Четверо мужиков ввалились в хату, не снимая шапок.
– Здорово, бабка Аграфена! – зычно произнёс тот, который впереди, самый представительный, перепоясанный шёлковым кушаком. Бабушка и внучка разом сникли.
– Здравствуй, батюшка Еремей Глебыч… – старушка старалась, чтобы голос не дрожал, но получалось у неё плохо.

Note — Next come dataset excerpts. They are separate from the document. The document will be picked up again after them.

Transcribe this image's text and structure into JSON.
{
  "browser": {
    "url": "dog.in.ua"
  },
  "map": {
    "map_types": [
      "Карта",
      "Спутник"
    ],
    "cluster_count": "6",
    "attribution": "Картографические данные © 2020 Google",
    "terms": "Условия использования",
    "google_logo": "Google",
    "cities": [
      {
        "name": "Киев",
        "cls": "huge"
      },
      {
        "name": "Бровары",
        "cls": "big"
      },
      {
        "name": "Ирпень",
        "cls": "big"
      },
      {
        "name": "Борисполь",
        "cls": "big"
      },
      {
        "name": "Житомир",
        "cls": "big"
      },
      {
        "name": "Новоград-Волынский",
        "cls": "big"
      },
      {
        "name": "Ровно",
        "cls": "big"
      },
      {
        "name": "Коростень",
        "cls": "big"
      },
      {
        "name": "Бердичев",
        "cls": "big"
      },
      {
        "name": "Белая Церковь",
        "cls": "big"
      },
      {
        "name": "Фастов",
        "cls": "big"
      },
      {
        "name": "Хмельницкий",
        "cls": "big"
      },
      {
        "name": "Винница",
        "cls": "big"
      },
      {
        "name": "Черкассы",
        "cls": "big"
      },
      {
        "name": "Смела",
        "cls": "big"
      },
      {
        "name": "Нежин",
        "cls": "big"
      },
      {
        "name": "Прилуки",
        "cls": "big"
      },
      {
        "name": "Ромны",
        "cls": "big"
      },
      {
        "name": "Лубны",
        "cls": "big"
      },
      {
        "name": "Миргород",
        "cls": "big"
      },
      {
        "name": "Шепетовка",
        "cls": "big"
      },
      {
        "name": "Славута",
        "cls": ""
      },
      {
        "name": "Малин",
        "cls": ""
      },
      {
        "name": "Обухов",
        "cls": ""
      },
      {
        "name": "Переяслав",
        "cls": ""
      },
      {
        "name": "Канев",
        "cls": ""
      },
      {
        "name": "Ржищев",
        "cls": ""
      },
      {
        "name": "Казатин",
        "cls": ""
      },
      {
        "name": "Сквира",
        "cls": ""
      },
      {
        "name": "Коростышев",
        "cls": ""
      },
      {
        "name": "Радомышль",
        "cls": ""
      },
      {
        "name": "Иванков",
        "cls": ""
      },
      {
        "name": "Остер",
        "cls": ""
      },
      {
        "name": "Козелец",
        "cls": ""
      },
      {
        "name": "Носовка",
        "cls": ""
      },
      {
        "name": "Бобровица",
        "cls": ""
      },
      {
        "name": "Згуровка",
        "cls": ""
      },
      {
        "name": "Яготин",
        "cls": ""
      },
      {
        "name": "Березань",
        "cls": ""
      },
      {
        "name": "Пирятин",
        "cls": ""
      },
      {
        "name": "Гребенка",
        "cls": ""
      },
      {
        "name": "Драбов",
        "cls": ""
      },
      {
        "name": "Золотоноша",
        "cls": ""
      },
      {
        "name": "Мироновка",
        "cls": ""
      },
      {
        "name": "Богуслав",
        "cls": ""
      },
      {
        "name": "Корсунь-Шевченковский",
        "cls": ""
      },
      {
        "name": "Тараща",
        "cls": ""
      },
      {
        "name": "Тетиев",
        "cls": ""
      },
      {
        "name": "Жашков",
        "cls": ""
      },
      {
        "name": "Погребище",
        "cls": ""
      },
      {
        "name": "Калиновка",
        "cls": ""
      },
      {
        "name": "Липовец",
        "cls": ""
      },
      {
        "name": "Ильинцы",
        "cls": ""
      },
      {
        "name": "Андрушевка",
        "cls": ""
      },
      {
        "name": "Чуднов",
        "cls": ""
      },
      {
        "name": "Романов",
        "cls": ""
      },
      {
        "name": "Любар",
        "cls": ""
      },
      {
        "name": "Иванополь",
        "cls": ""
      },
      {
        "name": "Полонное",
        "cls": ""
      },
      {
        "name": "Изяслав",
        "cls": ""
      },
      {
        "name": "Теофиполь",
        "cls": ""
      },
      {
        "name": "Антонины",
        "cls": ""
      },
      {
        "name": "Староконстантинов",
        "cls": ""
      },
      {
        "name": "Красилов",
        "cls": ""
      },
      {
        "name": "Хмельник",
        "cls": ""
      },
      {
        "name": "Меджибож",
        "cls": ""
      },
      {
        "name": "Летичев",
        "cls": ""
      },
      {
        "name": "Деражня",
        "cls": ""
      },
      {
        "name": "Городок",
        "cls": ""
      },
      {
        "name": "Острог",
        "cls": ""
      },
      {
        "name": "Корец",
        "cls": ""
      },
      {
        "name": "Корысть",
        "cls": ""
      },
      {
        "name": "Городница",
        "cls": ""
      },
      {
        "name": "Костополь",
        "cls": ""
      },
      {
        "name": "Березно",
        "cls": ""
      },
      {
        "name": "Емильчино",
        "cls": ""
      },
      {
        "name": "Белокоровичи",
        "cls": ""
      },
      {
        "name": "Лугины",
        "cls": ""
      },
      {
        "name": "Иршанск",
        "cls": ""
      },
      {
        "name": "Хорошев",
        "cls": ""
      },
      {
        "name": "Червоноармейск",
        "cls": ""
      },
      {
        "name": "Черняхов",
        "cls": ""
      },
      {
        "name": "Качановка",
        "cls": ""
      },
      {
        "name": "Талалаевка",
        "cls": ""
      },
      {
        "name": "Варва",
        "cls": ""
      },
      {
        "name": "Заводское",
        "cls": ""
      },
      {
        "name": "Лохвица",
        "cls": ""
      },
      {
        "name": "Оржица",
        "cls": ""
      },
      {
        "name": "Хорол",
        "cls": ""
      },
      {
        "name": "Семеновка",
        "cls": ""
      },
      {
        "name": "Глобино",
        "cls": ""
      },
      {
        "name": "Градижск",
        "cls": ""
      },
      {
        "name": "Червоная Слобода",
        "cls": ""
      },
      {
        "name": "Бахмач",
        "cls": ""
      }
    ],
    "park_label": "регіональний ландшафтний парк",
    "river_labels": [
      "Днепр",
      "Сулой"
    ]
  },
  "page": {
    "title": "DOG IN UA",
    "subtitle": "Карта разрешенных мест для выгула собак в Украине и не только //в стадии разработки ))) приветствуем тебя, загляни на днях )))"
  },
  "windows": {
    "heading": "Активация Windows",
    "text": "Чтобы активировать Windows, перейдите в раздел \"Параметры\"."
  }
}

– Догадываешься, за каким делом пожаловал? – толстяк оглядел горницу и важно, без приглашения сел на лавку. – Должок за тобой, бабка, и за Марией тоже. Все сроки вышли.
– Нет у нас сейчас, Еремей Глебыч…
– Ну, на нет и суд есть, – переиначил поговорку толстяк. Повозившись, достал из-за пазухи свиток плотной бумаги, развернул. – Читай, коли грамотная.
Аграфена Лукинична дальнозорко всматривалась в грамоту, шевеля губами. Внезапно ойкнула и побледнела, как полотно.
– Кабальная запись… да что же это… ведь не было такого уговора, Еремей Глебыч!
– Раз бумага есть, то и уговор тож. Твоя закорючка внизу стоит?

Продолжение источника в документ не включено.